Ich frage ja nur

An gewissen Tagen scheint es, als sei zwischen literaturproduzierendem Gewerbe und dem Rest der Gesellschaft alles in Ordnung. Die eine Seite tut, als wünsche sie nichts sehnlicher als neue Bücher, die andere, als glaube sie das. Wie ist es wirklich?

Der Geschäftsmann wird, bevor er die Warenwelt mit einem neuen Lutscher bereichert, zu erforschen suchen, wie viele daran lecken und was sie dabei schmecken möchten. Jede Radiostation, die entscheiden muss, welche Schlager sie abdudelt, verfährt ähnlich. Der typische Autor hingegen (fortan TA genannt) glaubt das nicht nur nicht nötig zu haben, er hält sich darauf auch noch etwas zugute. Statt sich dem Leser anzupassen, erwartet er, dass ihm dieser auf halbem Weg ent-gegenkommt. Mindestens. Hat der damit ein Problem, ist TA beleidigt.

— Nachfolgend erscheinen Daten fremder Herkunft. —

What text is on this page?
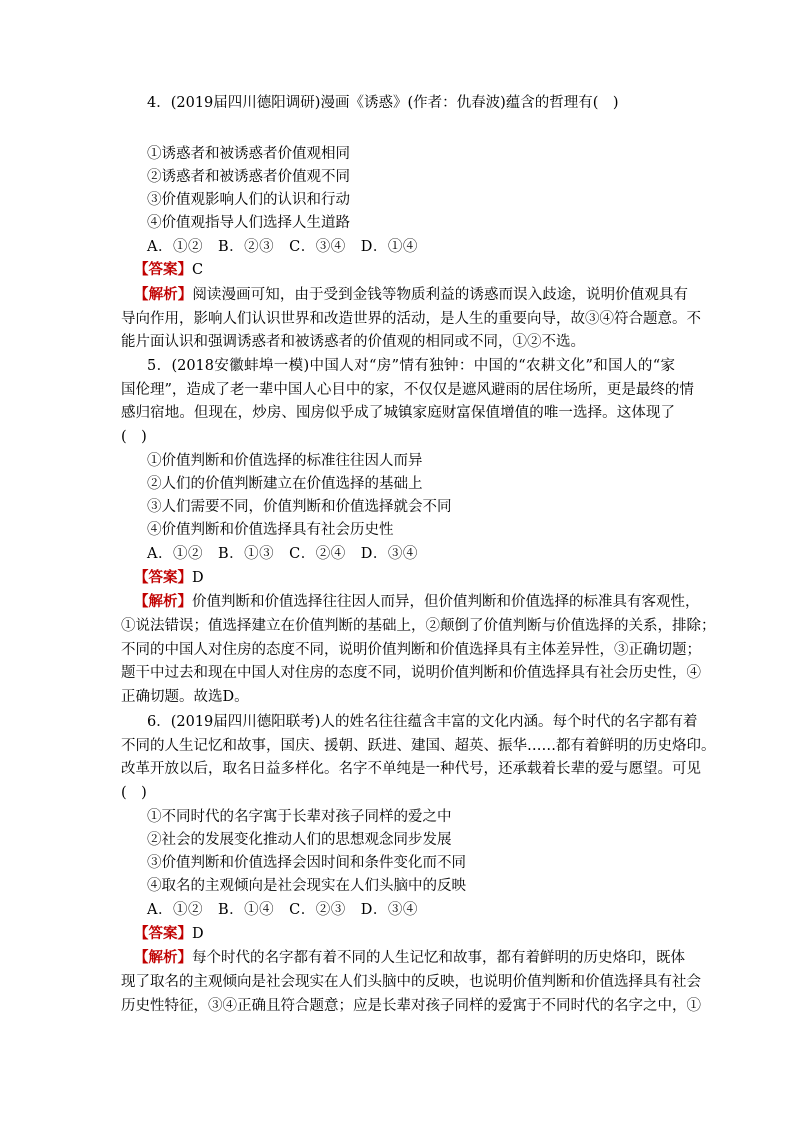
4．(2019届四川德阳调研)漫画《诱惑》(作者：仇春波)蕴含的哲理有(　)
①诱惑者和被诱惑者价值观相同
②诱惑者和被诱惑者价值观不同
③价值观影响人们的认识和行动
④价值观指导人们选择人生道路
A．①②　B．②③　C．③④　D．①④
【答案】C
【解析】阅读漫画可知，由于受到金钱等物质利益的诱惑而误入歧途，说明价值观具有
导向作用，影响人们认识世界和改造世界的活动，是人生的重要向导，故③④符合题意。不
能片面认识和强调诱惑者和被诱惑者的价值观的相同或不同，①②不选。
5．(2018安徽蚌埠一模)中国人对“房”情有独钟：中国的“农耕文化”和国人的“家
国伦理”，造成了老一辈中国人心目中的家，不仅仅是遮风避雨的居住场所，更是最终的情
感归宿地。但现在，炒房、囤房似乎成了城镇家庭财富保值增值的唯一选择。这体现了
(　)
①价值判断和价值选择的标准往往因人而异
②人们的价值判断建立在价值选择的基础上
③人们需要不同，价值判断和价值选择就会不同
④价值判断和价值选择具有社会历史性
A．①②　B．①③　C．②④　D．③④
【答案】D
【解析】价值判断和价值选择往往因人而异，但价值判断和价值选择的标准具有客观性，
①说法错误；值选择建立在价值判断的基础上，②颠倒了价值判断与价值选择的关系，排除；
不同的中国人对住房的态度不同，说明价值判断和价值选择具有主体差异性，③正确切题；
题干中过去和现在中国人对住房的态度不同，说明价值判断和价值选择具有社会历史性，④
正确切题。故选D。
6．(2019届四川德阳联考)人的姓名往往蕴含丰富的文化内涵。每个时代的名字都有着
不同的人生记忆和故事，国庆、援朝、跃进、建国、超英、振华……都有着鲜明的历史烙印。
改革开放以后，取名日益多样化。名字不单纯是一种代号，还承载着长辈的爱与愿望。可见
(　)
①不同时代的名字寓于长辈对孩子同样的爱之中
②社会的发展变化推动人们的思想观念同步发展
③价值判断和价值选择会因时间和条件变化而不同
④取名的主观倾向是社会现实在人们头脑中的反映
A．①②　B．①④　C．②③　D．③④
【答案】D
【解析】每个时代的名字都有着不同的人生记忆和故事，都有着鲜明的历史烙印，既体
现了取名的主观倾向是社会现实在人们头脑中的反映，也说明价值判断和价值选择具有社会
历史性特征，③④正确且符合题意；应是长辈对孩子同样的爱寓于不同时代的名字之中，①
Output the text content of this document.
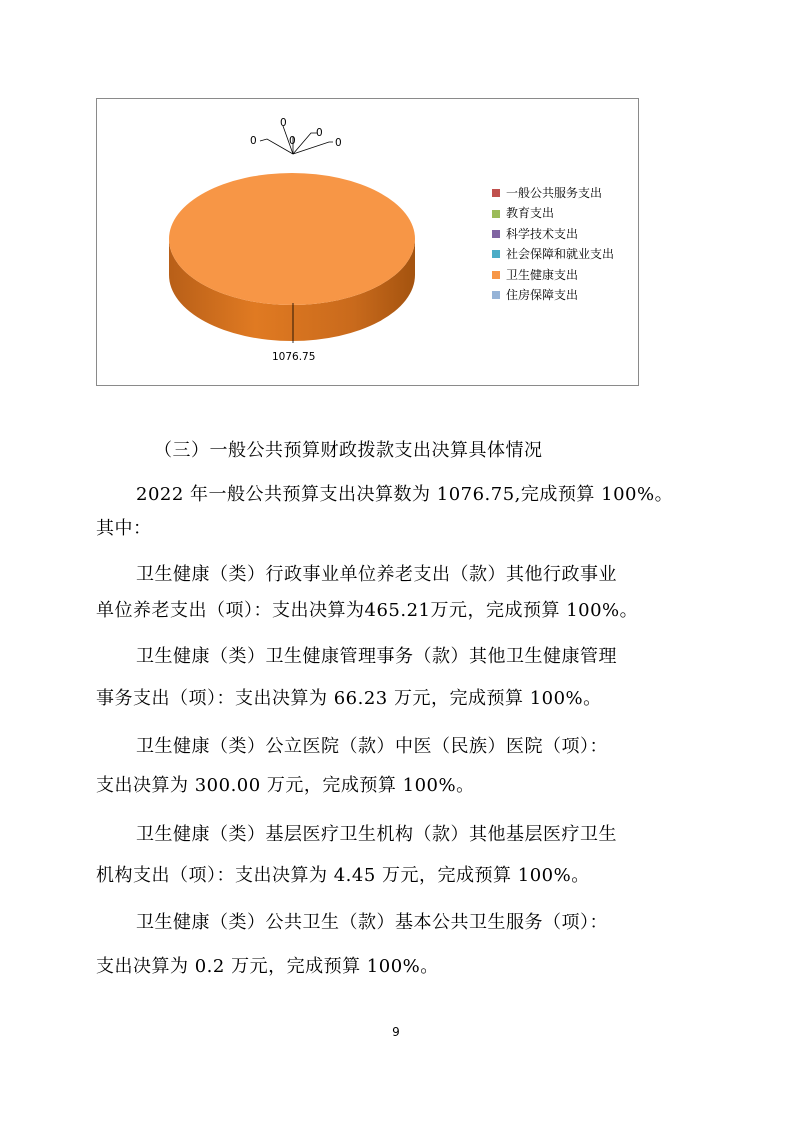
1076.75
0
0	0
0
0
一般公共服务支出
教育支出
科学技术支出
社会保障和就业支出
卫生健康支出
住房保障支出
（三）一般公共预算财政拨款支出决算具体情况
2022 年一般公共预算支出决算数为 1076.75,完成预算 100%。
其中：
卫生健康（类）行政事业单位养老支出（款）其他行政事业
单位养老支出（项）：支出决算为465.21万元，完成预算 100%。
卫生健康（类）卫生健康管理事务（款）其他卫生健康管理
事务支出（项）：支出决算为 66.23 万元，完成预算 100%。
卫生健康（类）公立医院（款）中医（民族）医院（项）：
支出决算为 300.00 万元，完成预算 100%。
卫生健康（类）基层医疗卫生机构（款）其他基层医疗卫生
机构支出（项）：支出决算为 4.45 万元，完成预算 100%。
卫生健康（类）公共卫生（款）基本公共卫生服务（项）：
支出决算为 0.2 万元，完成预算 100%。
9
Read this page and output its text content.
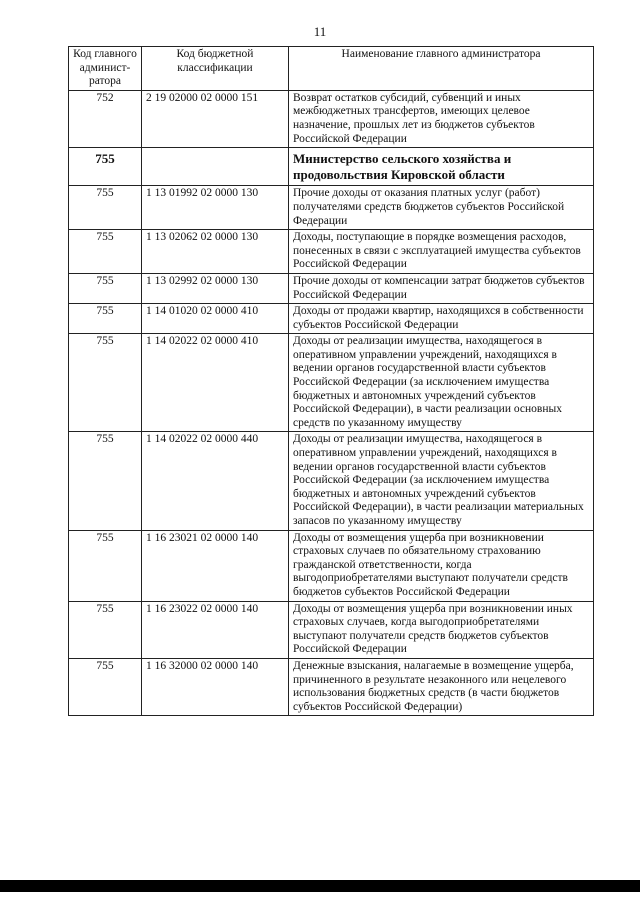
11
Код главного админист-ратора	Код бюджетной классификации	Наименование главного администратора
752	2 19 02000 02 0000 151	Возврат остатков субсидий, субвенций и иных межбюджетных трансфертов, имеющих целевое назначение, прошлых лет из бюджетов субъектов Российской Федерации
755		Министерство сельского хозяйства и продовольствия Кировской области
755	1 13 01992 02 0000 130	Прочие доходы от оказания платных услуг (работ) получателями средств бюджетов субъектов Российской Федерации
755	1 13 02062 02 0000 130	Доходы, поступающие в порядке возмещения расходов, понесенных в связи с эксплуатацией имущества субъектов Российской Федерации
755	1 13 02992 02 0000 130	Прочие доходы от компенсации затрат бюджетов субъектов Российской Федерации
755	1 14 01020 02 0000 410	Доходы от продажи квартир, находящихся в собственности субъектов Российской Федерации
755	1 14 02022 02 0000 410	Доходы от реализации имущества, находящегося в оперативном управлении учреждений, находящихся в ведении органов государственной власти субъектов Российской Федерации (за исключением имущества бюджетных и автономных учреждений субъектов Российской Федерации), в части реализации основных средств по указанному имуществу
755	1 14 02022 02 0000 440	Доходы от реализации имущества, находящегося в оперативном управлении учреждений, находящихся в ведении органов государственной власти субъектов Российской Федерации (за исключением имущества бюджетных и автономных учреждений субъектов Российской Федерации), в части реализации материальных запасов по указанному имуществу
755	1 16 23021 02 0000 140	Доходы от возмещения ущерба при возникновении страховых случаев по обязательному страхованию гражданской ответственности, когда выгодоприобретателями выступают получатели средств бюджетов субъектов Российской Федерации
755	1 16 23022 02 0000 140	Доходы от возмещения ущерба при возникновении иных страховых случаев, когда выгодоприобретателями выступают получатели средств бюджетов субъектов Российской Федерации
755	1 16 32000 02 0000 140	Денежные взыскания, налагаемые в возмещение ущерба, причиненного в результате незаконного или нецелевого использования бюджетных средств (в части бюджетов субъектов Российской Федерации)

Geht das, wie zu erwarten war, schief, reagiert er abermals unvernünftig. Der Unternehmer pflegt sich dann (je nachdem, ob er im Roman oder im richtigen Leben Bankerott macht) eine Kugel durch den Kopf zu jagen oder in ein Land seiner Wahl abzusetzen. Dem TA liegt beides fern. Vom Markt ausgespieen, hätte er allen Grund, sich zu schämen. Statt aber gesenkten Hauptes sein Urteil zu hören oder wenigstens den Mund zu halten, schreit er desto lauter nach Subventionen. Die er auch noch die Stirn hat, euphemistisch „Fördermittel“ zu nennen.

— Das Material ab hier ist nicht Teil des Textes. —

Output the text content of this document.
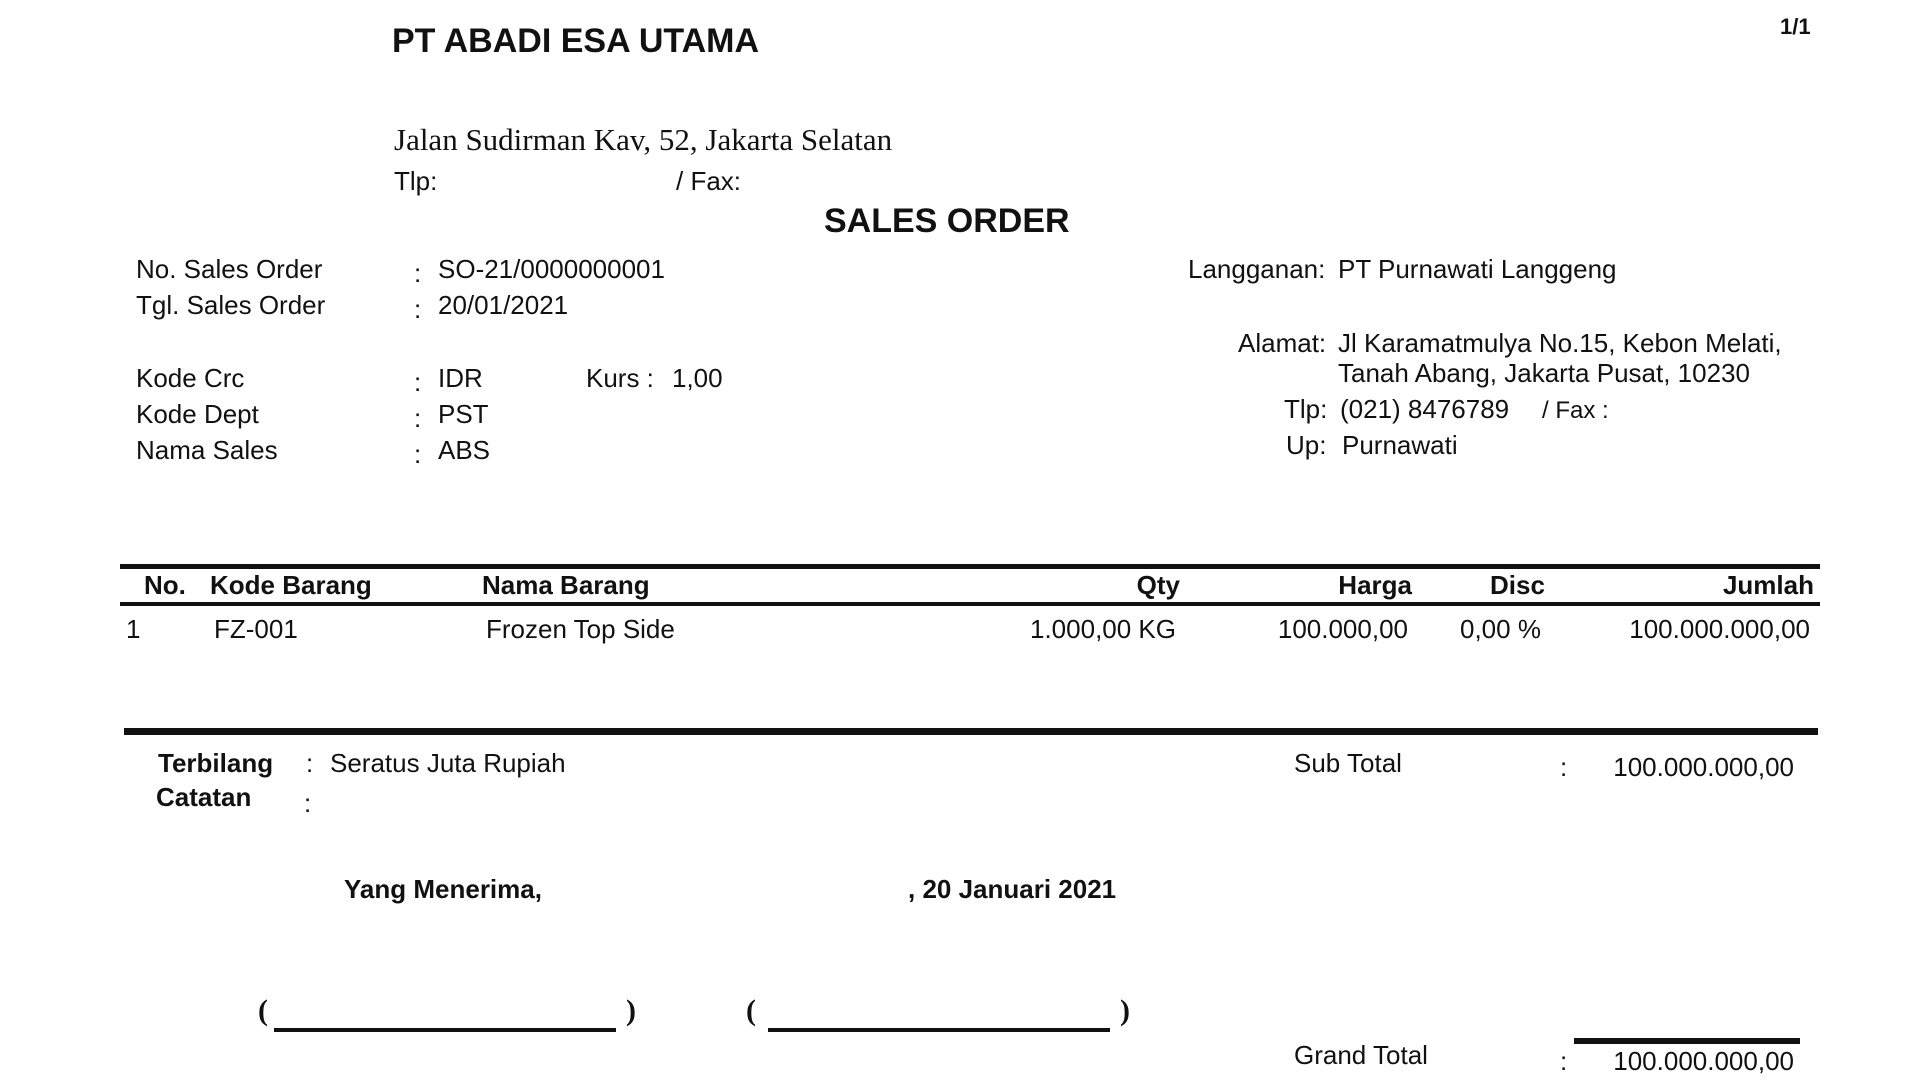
1/1
PT ABADI ESA UTAMA
Jalan Sudirman Kav, 52, Jakarta Selatan
Tlp:	/ Fax:
SALES ORDER
No. Sales Order	: SO-21/0000000001
Tgl. Sales Order	: 20/01/2021
Kode Crc	: IDR	Kurs : 1,00
Kode Dept	: PST
Nama Sales	: ABS
Langganan: PT Purnawati Langgeng
Alamat: Jl Karamatmulya No.15, Kebon Melati,
Tanah Abang, Jakarta Pusat, 10230
Tlp: (021) 8476789 / Fax :
Up: Purnawati
No. Kode Barang	Nama Barang	Qty	Harga	Disc	Jumlah
1	FZ-001	Frozen Top Side	1.000,00 KG	100.000,00 0,00 %	100.000.000,00
Terbilang : Seratus Juta Rupiah
Catatan :
Sub Total	:	100.000.000,00
Yang Menerima,	, 20 Januari 2021
(	)	(	)
Grand Total	:	100.000.000,00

Subventionen streichen andere ebenfalls ein; Bauers-, Berg- und Bühnenleute etwa. Man hört sie jedoch nicht unablässig lamentieren, es seien nicht genug. Besonders einsichtsvoll sind die An-gehörigen Nährstandes. Bietet man ihnen Geld, damit sie dieses und jenes nicht mehr erzeugen, lassen sie ihre arbeitsamen Hände sogleich ruhen. Müssen Früchte ihres Fleißes gedeihlichem Wirtschaften zuliebe entsorgt werden, nicken sie tapfer. Die Angewohnheit, gelegentlich ein paar Traktoren querzustellen oder vor die Tür des zuständigen Ministeriums eine Fuhre Mist zu kippen, verzeiht man ihnen dafür gern.

Unserem TA, man ahnt es, ist solche Bescheidenheit fremd. Geld hat er, zugegeben, nicht zu erhoffen, wenn er seine Produktion einstellt, doch könnte er der Allgemeinheit diesen Dienst ja auch gebührenfrei leisten. Oder, falls das zu viel verlangt ist, seine Liebhaberei wenigstens durch ehrliche Arbeit finanzieren. Vorbilder gibt es. Der namhafte Übersetzer Martin Luther beispielsweise empfand die Annahme eines Honorars als Entweihung einer Gottesgabe: umsonst habe man das Talent empfangen, umsonst solle man daran teilhaben lassen. TA hingegen stellt seine absatzgefährdete Ware nicht nur weiter her, er will dafür auch noch am Leben erhalten werden.

„...viel Büchermachens ist kein Ende“, klagte der biblische Prediger vor mehr als 2000 Jahren; genutzt hat es bekanntlich nichts. Die Konsequenzen bekommen zunehmend auch Unschuldige zu spüren: und sei es nur, indem sie sich an der Wühlkiste einer Buchhandlung den Hüftknochen wundstoßen. Den Gemeinen TA kümmert das nicht. Gleichgültig gegenüber den Leiden seiner Umgebung, produziert er unbeirrbar weiter. Ist das nicht – ich frage ja bloß – ein Skandal?